Sementara itu, Osi Arutanti mengatakan sangat bersyukur kariernya di bidang sains mendapat bimbingan dari para profesor yang memberikan kesempatan bagi perempuan untuk maju menjadi peneliti.
"Justru mereka lebih mengerti kalau ke perempuan juga suka ada kendala saat sedang mendapat halangan," ucap Osi yang ditemui usai penganugerahaan.
Selain itu, support system dari keluarga besar seperti orang tua juga berlaku bagi peneliti dari sejumlah lembaga ini. Beruntungnya, keluarga Osi tidak membedakan antara perempuan dan laki-laki jadi peneliti. Ayahnya bahkan memintanya sekolah tinggi agar jadi peneliti. "Sebab memang masih ada yang saya tahu, di keluarga teman saya masih ada stigma jika perempuan itu harusnya di rumah saja," imbuhnya. Peneliti dari Fakultas Kelautan dan Perikanan Universitas Udayana Widastuti Karim meyakini di masa sekarang sudah tak ada lagi stigma kalau perempuan lebih rendah dari laki-laki. "Kalau dulu di jurusan saya perempuan cuma ada 20 sementara laki-laki 100. Lalu sekarang saya jadi dosen jumlahnya fifty-fifty," ucap Widiastuti.
Justru, kata Widiastuti menjadi perempuan peneliti khususnya di masa kini lebih punya banyak kelebihan jika dibanding laki-laki, kalau meneliti lebih tekun.
"Belum lagi teman-teman laki-laki selama meneliti banyak melindungi dan menolong selama jalannya proses penelitian, kami tidak dibiarkan jalan sendiri," ucapnya ditemui usai penganugerahan L’Oréal-UNESCO For Women in Science di Jakarta, Selasa 26 November 2019.
Keempat pemenang ini, masing-masing akan menerima fellowship sebesar 95 juta rupiah dari L’Oréal Indonesia untuk mewujudkan penelitiannya.

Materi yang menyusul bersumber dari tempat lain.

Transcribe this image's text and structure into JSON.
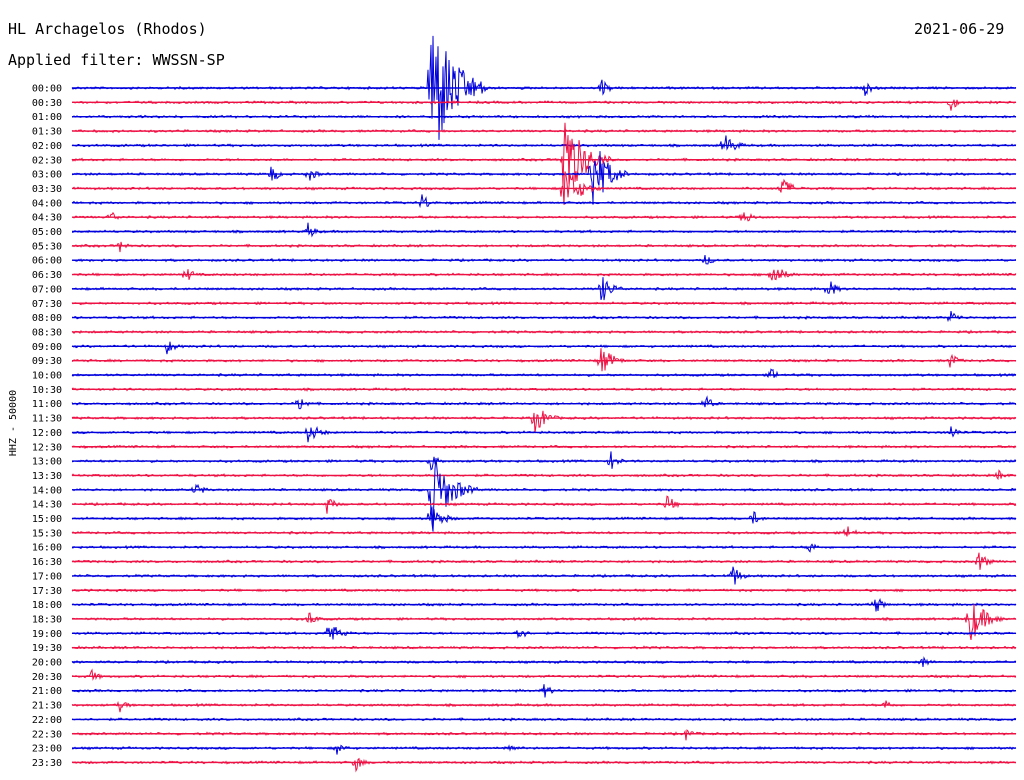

Dilangsungkan sejak tahun 2004, L’Oréal-UNESCO For Women in Science mempunyai misi untuk mengakui, menyemangati, dan mendukung wanita di bidang sains, sehingga semangat perempuan di bidang sains meningkat.
Umesh Phadke, President Director of L'Oréal Indonesia mengatakan progam ini telah memberikan fellowship kepada 57 perempuan peneliti di Indonesia, lima di antaranya telah menerima penghargaan internasional.